Closed hifazibm closed 3 years ago
Hello,
What do you mean exactly by decoupling agent and environment information?
Decoupling data collection from policy training?
In that case, I recommend you to check Stable-Baselines3 which implements collect_rollout()
and train()
(cf SB3 doc) for each algorithm.
related to #381 probably
Hi,
Yes correct. Sample code snippet which I need during training of agent.
DQNAgent(obs_space, action_space, hyperparams) # I dont pass the env obj rather obs and action space definition only
state = environment.reset()
done = False
while not done:
# Episode timestep
action = agent.predict(state=state)
state, reward, done, info = environment.step(action)
agent.learn(state, next_state, action, reward)
Yes correct. Sample code snippet which I need during training of agent.
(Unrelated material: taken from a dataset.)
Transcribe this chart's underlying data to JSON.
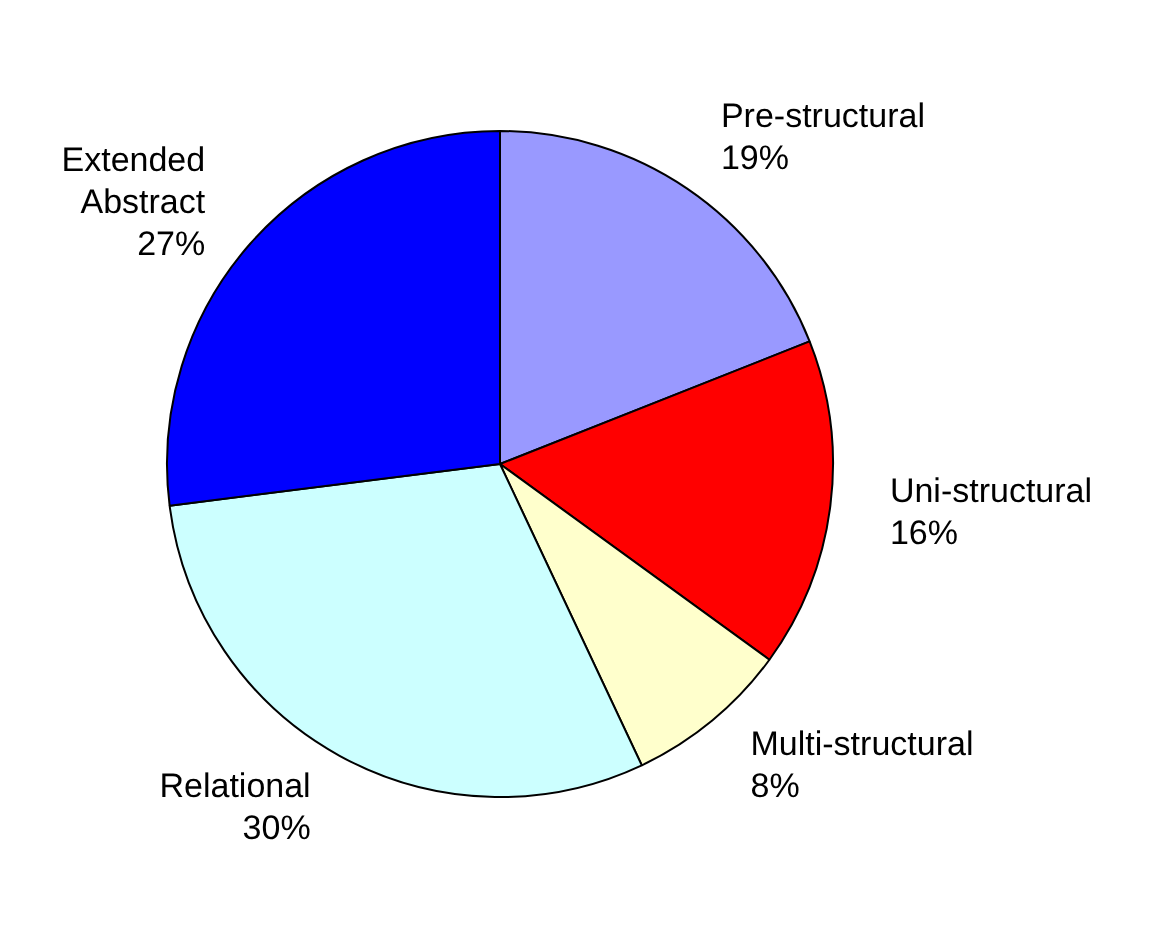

It looks like you are re-creating the learn()
method. Are you aware you can do multiple calls to .learn()
(cf doc)
Yes but dont want step the env inside the learn method. Is it ok to clone the learn methods for all algorithms and make the changes to decouple the env out of learn method? I need to interface with external environments/applications - thats why this requirement.
I need to interface with external environments/applications
Why can't you do the interface in the environment? As an example (see https://github.com/hill-a/stable-baselines/issues/341), for a previous project, I interfaced SB2 (python 3) with ROS (python 2) using a socket bridge: https://github.com/araffin/robotics-rl-srl
Thanks for the link. To elaborate, I need to train my agent from offline data, something similar to this : https://docs.ray.io/en/latest/rllib-offline.html , does Stable Baselines support this or any work around. Thanks.
if you want to do offline learning, i would recommend you to give https://github.com/takuseno/d3rlpy a try ;) (SB can handle offline learning but none of the algorithms are really made for that, you can read several papers about that ;) starting from the ones in d3rlpy repo)
Ok... what about DQN and DDPG which are off-policy algorithms.
SB does not support that out of the box (nor I am aware of libraries that specifically support that). With some modifications you could fill the replay buffer with the offline data and then run update steps, or alternatively skip sampling of environment. Note that offline training of DQN might not yield good results.
Closing as the original question was answered and topic is drifting away from stable-baselines territory.
Thanks
Hi,
I am trying to wrap Stable Baselines into Enterprise RL platform.
One of design constraints I am currently facing - we need the environment and agent interaction decoupled while stable baselines couples them inside the learn method.
Do you have any suggestions? - should I clone learn method for modification, I am afraid I might break the core code and issues during version upgrades .Thanks.